2013 NFL Draft: Dolphins should keep WR in draft plans
Signing Brian Hartline would be a starting point, not a selling point for the Dolphins.
A No. 1 receiver? By default.
Starting quarterback Ryan Tannehill's favorite receiver? Sure, he was targeted on 131 of Tannehill's 484 pass attempts (27.1 percent).
It is worth noting that Hartline's production declined in the second half of the season. Without Reggie Bush to help dictate what defenses show presnap, Hartline hasn't proven to be an elite receiver. Of his 1,083 receiving yards in 2012, 42.1 percent -- 455 of that total in Weeks 2 and 4 against Oakland and Arizona -- and his only touchdown of the season came against the Cardinals.
Signing Hartline helps the Dolphins, but it doesn't cure any of the many ills on offense.
Stack the Dolphins' wide receiver depth chart alongside that of coach Joe Philbin's former team, the Packers. Even without free-agent Greg Jennings, the Packers are a peg or two above with Randall Cobb, Jordy Nelson and James Jones. And yet, the Packers consider wide receiver a need if Jennings and tight end Jermichael Finley don't return.
Nelson is arguably a No. 1 receiver; Hartline is arguably a solid No. 2.
Second fiddle is the ideal role for Hartline in Miami. He can win mismatches against No. 2 cornerbacks regualrly. He's not the elite lead receiver for a developmental cornerback because he thrives on speed. Hartline's 4.49 40 time at Ohio State's Pro Day translates to the field. When he rolls off the line without a jam, he can get over the top and split bracket coverage. At this stage of his career, Tannehill isn't confident -- or consistently accurate -- enough to get him the ball at the ideal time.
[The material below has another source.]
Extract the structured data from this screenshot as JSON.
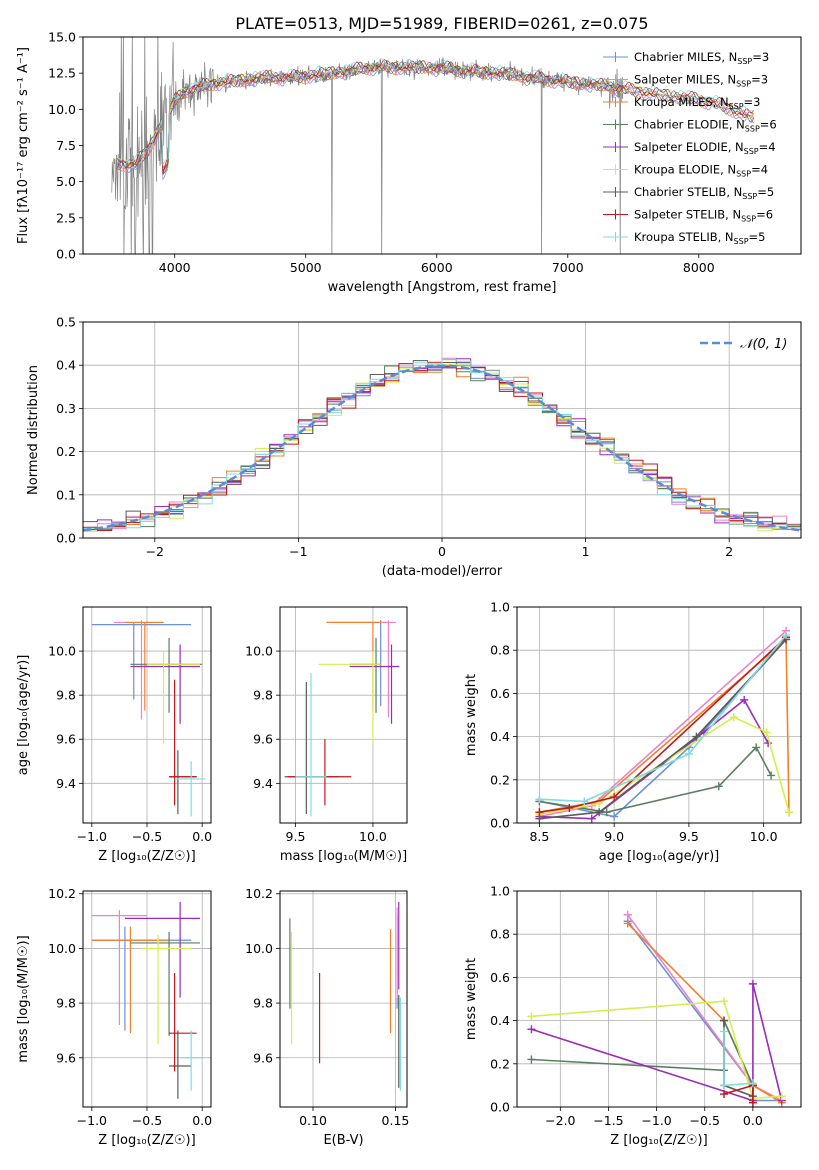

Their timing should develop rapidly. Even if the Dolphins believe Hartline can be their lead receiver -- many scouts don't view Stevie Johnson as a No. 1 receiver, but he holds the role with the Bills -- Miami can't ignore that it needs to add weapons to support Tannehill's growth in his second season.
The wide receiver market in free agency offers deep-threat Mike Wallace and sure-handed, skilled route runners such as Jennings, who is a familiar chess piece to Philbin from their time in Green Bay, Wes Welker of the Patriots and the Rams' Danny Amendola. Welker (age) and Amendola (injuries) could still work out deals to stay put, but aren't risk-free investments.
But with Dwayne Bowe and Hartline signed, the market could dictate overpaying to land a veteran in free agency.
The Dolphins last drafted a wide receiver in the first round in 2007, but Ted Ginn never became more than a modest deep threat whose primary strength was in the return game.
If free agency doesn't turn up a main option outside, the Dolphins will consider Tennessee's Cordarrelle Patterson at No. 12 overall. He's a blue-chip prospect with the highest upside of any receiver in the draft. He's not completely without a bust factor with only one season against FBS competition.
It's what he showed in that only season with the Volunteers -- a school-record 1,858 yards from scrimmage -- as an unpolished 6-foot-2, 216-pound receiver with 4.42 speed and a 37-inch vertical that should lead GM Jeff Ireland to target the future No. 1 receiver.